On pourrait presque considérer The Gentlewoman comme le fleuron de la presse féminine indépendante. À l’instar du magazine illustré pour femme du XIXe siècle auquel il doit son nom, ce périodique est connu pour la qualité de ses articles et un style d’interview bien à lui. Derrière sa conception se cache l’équipe du directeur de création Jop van Bennekom et de la directrice artistique Veronica Ditting. Le magazine contraste nettement avec les publications en papier glacé des grands éditeurs : très longs, ses articles s’emploient à présenter des femmes provenant du monde des affaires, de la politique ou encore du sport. Certes courtes, ses séries de photos onéreuses incluent également moins de placement de produits. Quant à sa couverture, elle conserve la même mise en page, mais arbore une couleur différente à chaque édition. Seuls le titre et le nom de la personne représentée se détachent sur son arrière-plan uni, qui cerne le portrait centré et encadré. À l’inverse, l’intérieur est peu coloré et les sections clairement divisées par des papiers de qualité différente – épais et beige au milieu, glacé pour les autres parties.
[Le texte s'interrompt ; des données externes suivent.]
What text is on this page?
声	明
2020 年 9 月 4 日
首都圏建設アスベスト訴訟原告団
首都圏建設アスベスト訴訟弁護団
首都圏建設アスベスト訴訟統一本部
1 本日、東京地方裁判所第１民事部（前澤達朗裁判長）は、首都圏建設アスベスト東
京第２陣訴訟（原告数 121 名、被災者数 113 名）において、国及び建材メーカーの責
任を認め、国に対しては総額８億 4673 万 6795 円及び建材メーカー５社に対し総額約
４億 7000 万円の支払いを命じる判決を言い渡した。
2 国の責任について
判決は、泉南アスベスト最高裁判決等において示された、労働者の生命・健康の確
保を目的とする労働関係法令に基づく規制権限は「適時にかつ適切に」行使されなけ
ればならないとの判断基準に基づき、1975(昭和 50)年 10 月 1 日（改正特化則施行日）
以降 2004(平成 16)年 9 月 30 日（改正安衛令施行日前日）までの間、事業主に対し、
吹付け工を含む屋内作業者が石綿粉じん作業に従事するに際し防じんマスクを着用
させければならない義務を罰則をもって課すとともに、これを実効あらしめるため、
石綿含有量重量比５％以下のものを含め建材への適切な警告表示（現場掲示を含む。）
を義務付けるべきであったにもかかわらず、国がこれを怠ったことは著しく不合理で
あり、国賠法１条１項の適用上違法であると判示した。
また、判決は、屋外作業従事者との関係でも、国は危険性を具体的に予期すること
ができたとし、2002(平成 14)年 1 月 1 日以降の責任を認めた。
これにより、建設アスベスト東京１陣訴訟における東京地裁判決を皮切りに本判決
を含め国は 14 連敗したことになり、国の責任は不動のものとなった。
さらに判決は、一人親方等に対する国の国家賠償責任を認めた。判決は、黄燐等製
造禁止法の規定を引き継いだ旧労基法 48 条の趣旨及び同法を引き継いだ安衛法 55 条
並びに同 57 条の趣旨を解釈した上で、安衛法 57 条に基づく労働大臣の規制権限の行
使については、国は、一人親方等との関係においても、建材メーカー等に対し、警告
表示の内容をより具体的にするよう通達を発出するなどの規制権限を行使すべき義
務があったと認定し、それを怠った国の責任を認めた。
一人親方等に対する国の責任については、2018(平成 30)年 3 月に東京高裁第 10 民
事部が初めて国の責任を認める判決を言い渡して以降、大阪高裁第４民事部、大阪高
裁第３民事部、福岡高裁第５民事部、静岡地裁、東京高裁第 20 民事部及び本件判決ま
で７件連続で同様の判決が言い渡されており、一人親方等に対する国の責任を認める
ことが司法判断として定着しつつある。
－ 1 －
La sobriété de sa conception lui a valu le statut de magazine culte.

Risposte

Riposte – « le magazine intelligent pour les femmes » – se distingue par sa couverture textuelle, qui ne comprend que son titre et le nom des personnes interviewées dans ses pages. Comme The Gentlewoman, cette publication britannique préfère les mots aux photos et séduit par le choix de son papier. Depuis la sortie de sa sixième édition, chacune d’elles présente deux modèles de couverture : l’un, classique et uniquement habillé de texte, et l’autre, arborant une image. La conception de Riposte reflète les tendances actuelles tout en montrant une certaine intemporalité. Il renonce ainsi à la publicité. Son costume est l’œuvre de la directrice de création Shaz Madani, qui lui a rapporté plusieurs nominations et prix tels qu’un Designs Of The Year et un European Design Award.Riposte

Girls Like Us

Amateurs de couvertures ordonnées et de design graphique limité, passez votre chemin. Girls Like Us mise sur une typographie extravagante et l’anti-design. Sa couverture au radicalisme passionné se réinvente à chaque édition et thème clé tout en se distinguant par son caractère. Dans ses pages, ses créateurs misent sur des femmes d’esprit plutôt que sur de jolies célébrités qui savent se vendre. Tout comme de nombreux magazines actuels, Girls Like Us est disponible sur le Web – et en version papier, depuis trois éditions.

Womankind

Affranchi de toute publicité, Womankind tord le cou à une idée reçue : non, l’impression ne relève pas du passé. C’est à la sueur de leur front que ses éditeurs ont dégagé autant d’espace supplémentaire pour des illustrations. Leurs efforts ont d’ailleurs valu au magazine une nomination aux Stack Awards. Couverture et contenu sont remplis de croquis et de photos des femmes présentées. La revue mise d’ailleurs de plus en plus sur la photographie et décerne même désormais son propre prix – le Photographers’ Award. La profondeur intrinsèque de ses articles, sa mise en page soignée ainsi que la qualité de son aspect visuel en ont fait un des magazines féminins les plus populaires d’Australie.

 

Got a Girl Crush

Got a Girl Crush en est aujourd’hui à sa septième édition. Ce magazine aussi accorde une grande importance à sa relation avec Internet, car il tire son origine d’un blog, gage de créativité et d’innovation pour ses éditeurs. Deux fois par an, sa directrice de création, Amanda Stosz, met en scène des thèmes tels que la politique, les inégalités sociales et l’autodétermination convaincue.